Bolay, Prof. Dr. Korkut Tuna'nın son derece enteresan bir çalışmasını da özetliyor. Prof. Tuna'nın 'Batılı Bilginin Eleştirisi Üzerine' başlığıyla yayımladığı kitaptan, Bolay hoca aracılığıyla haberdar olduğumu itiraf etmeliyim. Bolay, Tuna'nın 'bilgi sosyolojisi açısından Türkiye'de ilk kez, Batı'dan ithal etmekte olduğumuz tk boyutlu ve alternatifsiz, dayatmacı bilgi anlayışını her yönüyle eleştirdi[ğini]' bildiriyor. Tuna'nın tezlerini Bolay tarafından özetlendiği biçimiyle bu yazıya taşımak mümkün değil. Ancak şu kadarı aktarılabilir: Tuna 'yeni bir bilimsellik anlayışı' önermekte, 'bu yeni bilim anlayışı ile 'olaylar, veriler arasında doğru ve geçerli bağıntılar[ı], Türk toplumunun arayış ve çıkarları doğrultusunda kurmayı' teklif etmektedir. Bu, 'Türk toplumunun dünya içindeki konumu ve ilişkileri doğrultusundaki çıkar ve arayışlarına uygun bağıntılar' kurmakla mümkün olabilir.
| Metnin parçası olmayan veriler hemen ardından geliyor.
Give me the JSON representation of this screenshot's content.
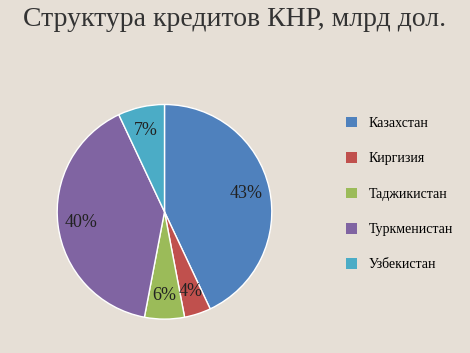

Prof. Korkut Tuna'yı haklı çıkaran örnek, Türkiye'de bilim ve bilim felsefesi üzerine çalışanların, Duhem'in yaptığı gibi 'mü'min fiziği' üzerinde düşünmeyi, belirli bir pozitivist zihniyetle ya peşinen red ya da göz ardı etmiş olmalarıdır.
'Bilimin Değeri Meselesi, Bolay'ın Emile Boutroux'tan yaptığı çeviriler, Sadedin Elibol'la yaptığı mülakat ve Prof. Dr. Hayrünnnisa Bolay Belen'in 'Bilimsel Zihniyet' başlıklı ilginç makalesi ile diğer bazı 'ek'ler yer alıyor.